Macro stopped without error when looping over large number of files/events using TChain

Wile_E_Coyote · June 25, 2019, 6:27pm

You must first make sure that ACLiC is able to precompile it:

root [0] .L analysis.C++

You cannot use “helgrind-root.supp” instead of “valgrind-root.supp” (you need to find this file, maybe it is not in the “root-config --etcdir” subdirectory but somewhere else).

weishi10141993 · June 25, 2019, 6:39pm

Doing this

gives me these
45%20PM

Wile_E_Coyote · June 25, 2019, 6:41pm

So, it seems that your system administrators do not allow you to access “/cvmfs/sft-nightlies.cern.ch” (you will need to talk to them).
Maybe @axel knows another place which does not need “nightlies”.

weishi10141993 · June 25, 2019, 7:54pm

Looks like so, I can see the dir that Axel pointed me to there, but no access, contacted admin now:

At the moment compiling the macro

under 5.34/38 are reporting many errors, such errors are not seen when compiling under 6.10/09. I also can’t find any valgrind-root.supp so far using:
find / -name “valgrind-root.supp”

Axel · June 26, 2019, 6:04am

Phew, very difficult. Forget 5.34. Instead, even without help from your admins you should be able to run

/cvmfs/sft.cern.ch/lcg/contrib/gentoo/startprefix

and then simply use ROOT - it’s 6.19/01. That should work as long as you only depend on ROOT and not on other libraries.

Cheers, Axel.

weishi10141993 · June 26, 2019, 6:48pm

Hi,

So the ROOT 6.19 is working now. But not valgrind, it says I need to install glibc’s debuginfo package on this machine?
40%20PM

Checking the distribution under this environment below, what debug package should I install under this distribution?

gentoo cutflow_macros $ lsb_release -a
LSB Version: n/a
Distributor ID: Gentoo
Description: Gentoo Base System release 2.6
Release: 2.6
Codename: n/a

weishi10141993 · June 27, 2019, 12:19am

Ok, now I copied all files to CERN cluster (lxplus7.cern.ch) where CentOS 7 is running. I used ROOT v6.16.00 by doing ‘. /cvmfs/sft.cern.ch/lcg/app/releases/ROOT/6.16.00/x86_64-centos7-gcc48-opt/bin/thisroot.sh’

By the time I post this, the macro is still in the process of looping over events (at ~7million), but here is the current seen output: Valgrind_Message_Summary_ROOT_v6.16_00.txt (621.5 KB)

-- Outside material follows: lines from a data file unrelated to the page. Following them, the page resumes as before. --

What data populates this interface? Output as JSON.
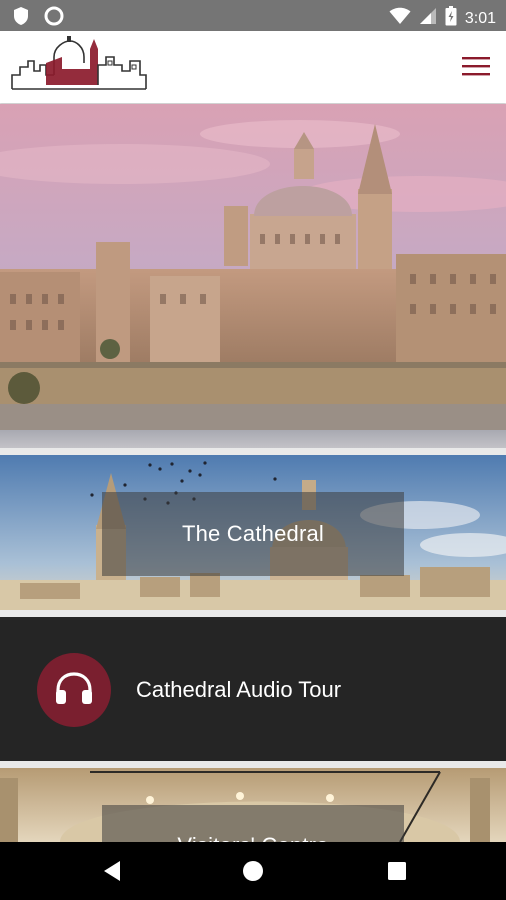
{
  "status_bar": {
    "time": "3:01",
    "left_icons": [
      "shield-icon",
      "circle-icon"
    ],
    "right_icons": [
      "wifi-icon",
      "signal-icon",
      "battery-icon"
    ]
  },
  "app_bar": {
    "logo": "cathedral-skyline-logo",
    "menu_icon": "hamburger-menu-icon",
    "accent_color": "#8b1a2b"
  },
  "hero": {
    "image": "valletta-skyline-photo"
  },
  "cards": {
    "cathedral": {
      "title": "The Cathedral",
      "image": "cathedral-dome-photo"
    },
    "audio_tour": {
      "title": "Cathedral Audio Tour",
      "icon": "headphones-icon",
      "icon_bg": "#7a1f2f"
    },
    "visitors": {
      "title": "Visitors' Centre",
      "image": "vaulted-hall-photo"
    }
  },
  "nav_bar": {
    "buttons": [
      "back-icon",
      "home-icon",
      "recents-icon"
    ]
  }
}
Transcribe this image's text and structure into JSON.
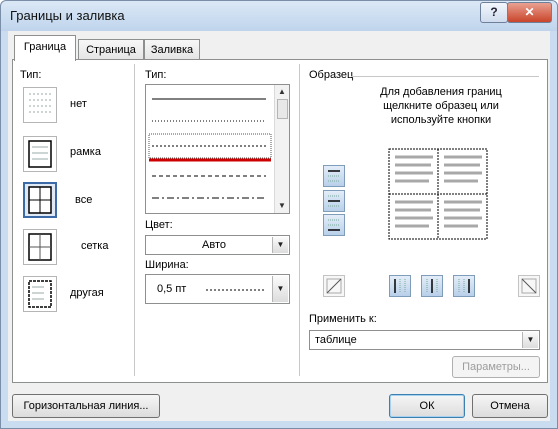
{
  "window": {
    "title": "Границы и заливка",
    "help": "?",
    "close": "✕"
  },
  "tabs": [
    {
      "label": "Граница",
      "active": true
    },
    {
      "label": "Страница",
      "active": false
    },
    {
      "label": "Заливка",
      "active": false
    }
  ],
  "settings": {
    "label": "Тип:",
    "items": [
      "нет",
      "рамка",
      "все",
      "сетка",
      "другая"
    ],
    "selected": "все"
  },
  "style": {
    "label": "Тип:",
    "selected_index": 2
  },
  "color": {
    "label": "Цвет:",
    "value": "Авто"
  },
  "width": {
    "label": "Ширина:",
    "value": "0,5 пт"
  },
  "preview": {
    "label": "Образец",
    "hint": "Для добавления границ щелкните образец или используйте кнопки"
  },
  "apply_to": {
    "label": "Применить к:",
    "value": "таблице"
  },
  "buttons": {
    "options": "Параметры...",
    "horizontal_line": "Горизонтальная линия...",
    "ok": "ОК",
    "cancel": "Отмена"
  },
  "colors": {
    "selection_red": "#cc0000",
    "title_bar": "#c9dcf0"
  }
}
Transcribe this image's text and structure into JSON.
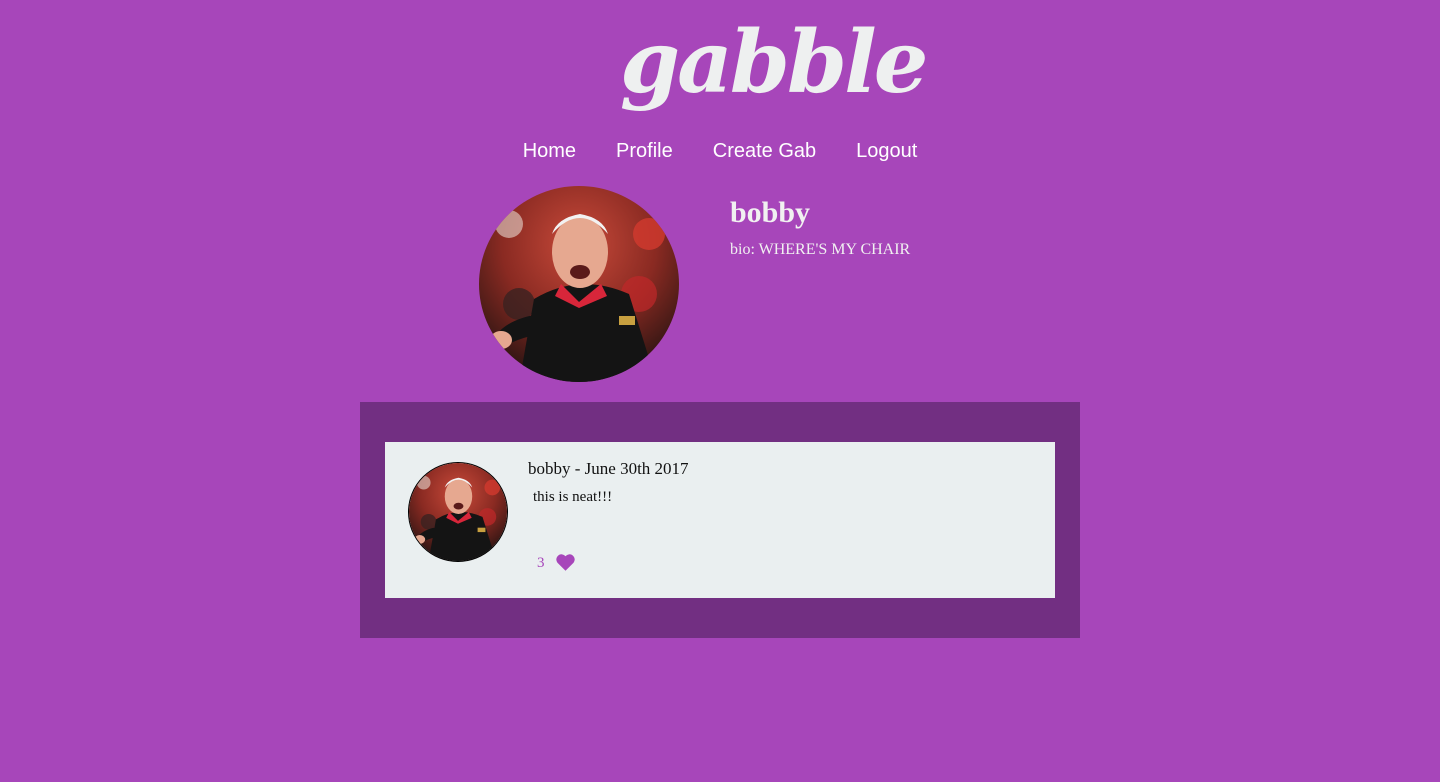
{
  "logo": {
    "text": "gabble"
  },
  "nav": {
    "home": "Home",
    "profile": "Profile",
    "create_gab": "Create Gab",
    "logout": "Logout"
  },
  "profile": {
    "username": "bobby",
    "bio": "bio: WHERE'S MY CHAIR",
    "avatar_icon": "coach-avatar"
  },
  "gabs": [
    {
      "author": "bobby",
      "date": "June 30th 2017",
      "header": "bobby - June 30th 2017",
      "text": "this is neat!!!",
      "likes": "3",
      "like_icon": "heart-icon"
    }
  ],
  "colors": {
    "background": "#a746ba",
    "feed_background": "#722f82",
    "card_background": "#eaeff0",
    "accent": "#a746ba"
  }
}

I can see there are still many spurious valgrind warnings, but are there any hints from your perspective?

Axel · June 27, 2019, 4:56am

This seems to be the same screenshot as your previous one - is that intentional?

OK so copying is the way to go. You should have taken v6.18 - it has a much reduced number of valgrind warnings. Apologies this is such a rocky ride - it really shouldn’t be: we failed to address the valgrind warnings for way too long.

Once you have the warnings available with v6.18 please post them and we should be able to point you to where things go wrong.

Cheers, Axel.

Wile_E_Coyote · June 27, 2019, 6:32am

I don’t that think you can get the “valgrind” running on this “gentoo prefix” yourself. The error that you get suggests that there are vital components missing in this setup (and you cannot install / add them on your system, they would have to be installed in the “gentoo prefix” repository).

So, on CentOS 7, simply try the standard ready-to-use binary distribution, provided by the ROOT team, which you just need to download and unpack.

weishi10141993 · June 27, 2019, 8:45pm

Sorry, I meant to put the txt file instead of png, now updated in post #27: Macro stopped without error when looping over large number of files/events using TChain - #27 by weishi10141993

weishi10141993 · June 27, 2019, 8:46pm

The university cluster admin gave me access to a test cluster where CentOS 7 is running, and with ROOT v6.18.00, here is the output: Valgrind_Message_Summary_ROOT_v6.18_00_University_Cluster.txt (469.3 KB)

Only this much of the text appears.